About Cheyenne Autumn, Ford told film director Peter Bogdanovich: "There are two sides to every story, but I wanted to show [the Indians'] point of view for a change. Let's face it - we've treated them very badly. It's a blot on our shield. We've cheated and robbed, killed, murdered, massacred, and everything else. But they kill one white man, and God! out come the troops."

John Ford died in 1973, never able to fulfill a promise he once made to the Gouldings to build a house near their lodge and make his permanent home in Monument Valley.

But Ford's death also marked the rebirth of the Valley as a setting for motion pictures, simply because no other director dared to use it while Ford was alive; it had been mostly idle for nine years.

Now filmmakers, some not even from the traditional Hollywood mold, have begun to move quietly in, record something of Ford's setting for the American West, and then, almost gingerly, retreat. Films such as The Eiger Sanction, White Line Fever, Once Upon a Time in the West (shot by an Italian production company), The Villain, a Western spoof, and even Superman used some Monument Valley locales.

A number of commercial pitches, including a recent one for a car rental agency and for the Chrysler Corporation, and various Road Runner cartoons, also have helped to make the Valley recognizable to almost everyone in the world who owns a TV set.
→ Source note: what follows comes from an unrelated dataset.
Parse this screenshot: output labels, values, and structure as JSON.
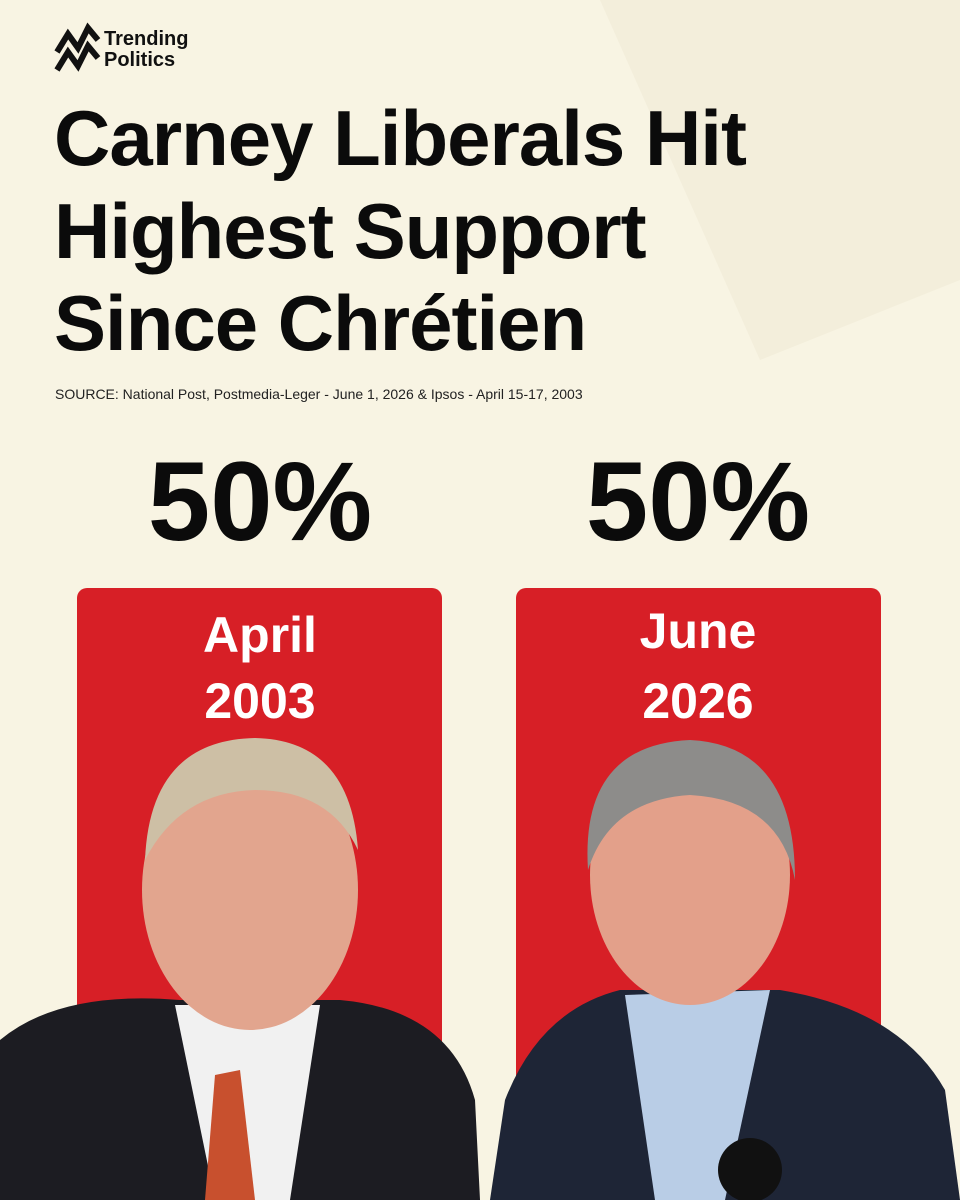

Ford and Wayne are gone now, but everything that Ford gave us on the screen is there today, including Goulding's original lodge building, which appeared more than once in the Westerns. Its exterior, for example, is seen in the early moments of Fort Apache, when the stagecoach carries Henry Fonda and Shirley Temple to a new outpost; not much has changed in the 21 years since the film was made. In the dining hall at Goulding's, Victor McLaglen also fought it out with a half-dozen or soof his Cavalry mates in She Wore a Yellow Ribbon. The interior of Goulding's Trading Post also tells some stories about Hollywood's long association with the Valley. On its walls are framed pictures from many of the Ford films shot on location here: John Wayne with Ward Bond and Jeffrey Hunter in a scene from The Searchers, massing Indians from Stagecoach, the Cavalry in formation from She Wore a Yellow Ribbon. There also is a copy of a call sheet used during the filming of Cheyenne Autumn, telling the actors what time they were expected to report on the set that day. Wayne and Ford are seen together in another photograph, this one taken during a break in the filming of Fort Apache. Several shots of the Gouldings also are on display.Mostly what remains, however, is the land itself land that Ford called his favorite location, “everything that land can offer,” he once said. The cinnamon-red buttes, the solitary monooliths, the seas of formations in stone with names like Eagle Mesa, the King on his Throne, the Stagecoach all are a part of the view from Goulding's front door today.Ford said in an interview with Cosmopolitan magazine in March, 1964: “I think you can say that the real star of my Westerns has always been the land. . . . My favorite location is Monument Valley; it has rivers, mountains, plains, desert. . . I feel at peace there. I have been all over the world, but I consider this the most complete, beautiful, and peaceful place on Earth. . . .” When you visit here it is almost impossible not to hear the bugle and the Cavalry's charge, or to see the massing of the Indians on the side of a hill as an Army column sweeps past.

And at night you can almost hear, if you listen very closely, John Wayne's voice barking commands to his troops. We can thank John Ford and Harry Goulding for all that.